The Bank of Japan's move came days after the U.S. Federal Reserve revealed it will purchase an average of $40 billion a month in mortgage-backed securities until the economy shows significant improvement. The Fed's goal is to lower long-term interest rates and encourage more borrowing and spending. The Fed also said it plans to keep its benchmark short-term interest rate near zero until mid-2015.
Asian stock markets, which tend to respond favorably to actions targeting economic growth, rallied in the wake of the announcement with Japan's Nikkei 225 stock index closing 1.2 percent higher to 9,232.21, its highest close in more than four months.

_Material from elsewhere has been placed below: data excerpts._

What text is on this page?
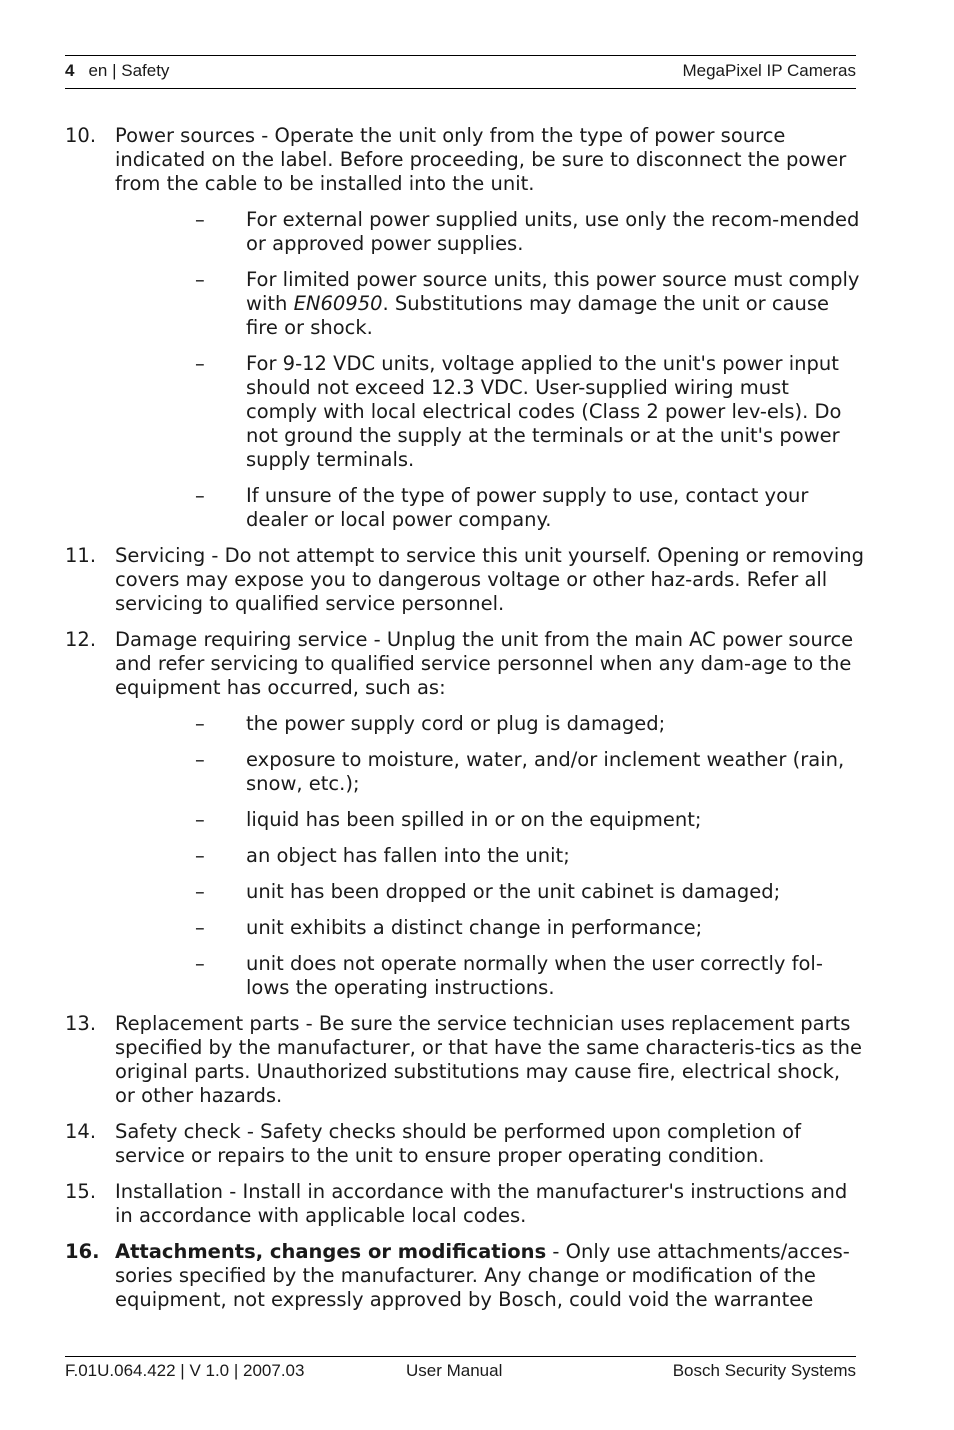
4 en | Safety	MegaPixel IP Cameras
10. Power sources - Operate the unit only from the type of power source indicated on the label. Before proceeding, be sure to disconnect the power from the cable to be installed into the unit.
– For external power supplied units, use only the recom-mended or approved power supplies.
– For limited power source units, this power source must comply with EN60950. Substitutions may damage the unit or cause fire or shock.
– For 9-12 VDC units, voltage applied to the unit's power input should not exceed 12.3 VDC. User-supplied wiring must comply with local electrical codes (Class 2 power lev-els). Do not ground the supply at the terminals or at the unit's power supply terminals.
– If unsure of the type of power supply to use, contact your dealer or local power company.
11. Servicing - Do not attempt to service this unit yourself. Opening or removing covers may expose you to dangerous voltage or other haz-ards. Refer all servicing to qualified service personnel.
12. Damage requiring service - Unplug the unit from the main AC power source and refer servicing to qualified service personnel when any dam-age to the equipment has occurred, such as:
– the power supply cord or plug is damaged;
– exposure to moisture, water, and/or inclement weather (rain, snow, etc.);
– liquid has been spilled in or on the equipment;
– an object has fallen into the unit;
– unit has been dropped or the unit cabinet is damaged;
– unit exhibits a distinct change in performance;
– unit does not operate normally when the user correctly fol-lows the operating instructions.
13. Replacement parts - Be sure the service technician uses replacement parts specified by the manufacturer, or that have the same characteris-tics as the original parts. Unauthorized substitutions may cause fire, electrical shock, or other hazards.
14. Safety check - Safety checks should be performed upon completion of service or repairs to the unit to ensure proper operating condition.
15. Installation - Install in accordance with the manufacturer's instructions and in accordance with applicable local codes.
16. Attachments, changes or modifications - Only use attachments/acces-sories specified by the manufacturer. Any change or modification of the equipment, not expressly approved by Bosch, could void the warrantee
F.01U.064.422 | V 1.0 | 2007.03	User Manual	Bosch Security Systems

Hong Kong's Hang Seng climbed 1.2 percent to 20,841.91 and Australia's S&P/ASX 200 added 0.5 percent to 4,418.40. South Korea's Kospi gained 0.2 percent to 2,007.88. The Shanghai Composite Index rose for the sixth straight trading day, up 0.4 percent to 2,067.83. The Shenzhen Composite Index gained 0.7 percent to 865.73.
The market impact of the Bank of Japan's move was short-lived, a possible sign that investors are getting stimulus-wary.
"The reaction has been more like a collective shrugging of shoulders," said Ben Critchley, a sales trader at IG Index. "At the back of investors' minds is the knowledge that such action has only been precipitated by the parlous state of the global economy."
In the currency markets, the impact proved short-lived too. In the aftermath of the move, the yen fell to a one-month low against the dollar but by the end of the European session it was more or less flat on the day at 78.40 yen.
Meanwhile, the euro remained supported, trading 0.2 percent higher at $1.3069. The euro has enjoyed a stellar few weeks as concerns over Europe's debt crisis have eased somewhat, largely on the back of a new bond-buying plan from the European Central Bank.
Oil prices however slid sharply after a big rise in U.S. inventories. The price for the benchmark oil contract was down $3.01 at $92.28 per barrel in electronic trading on the New York Mercantile Exchange.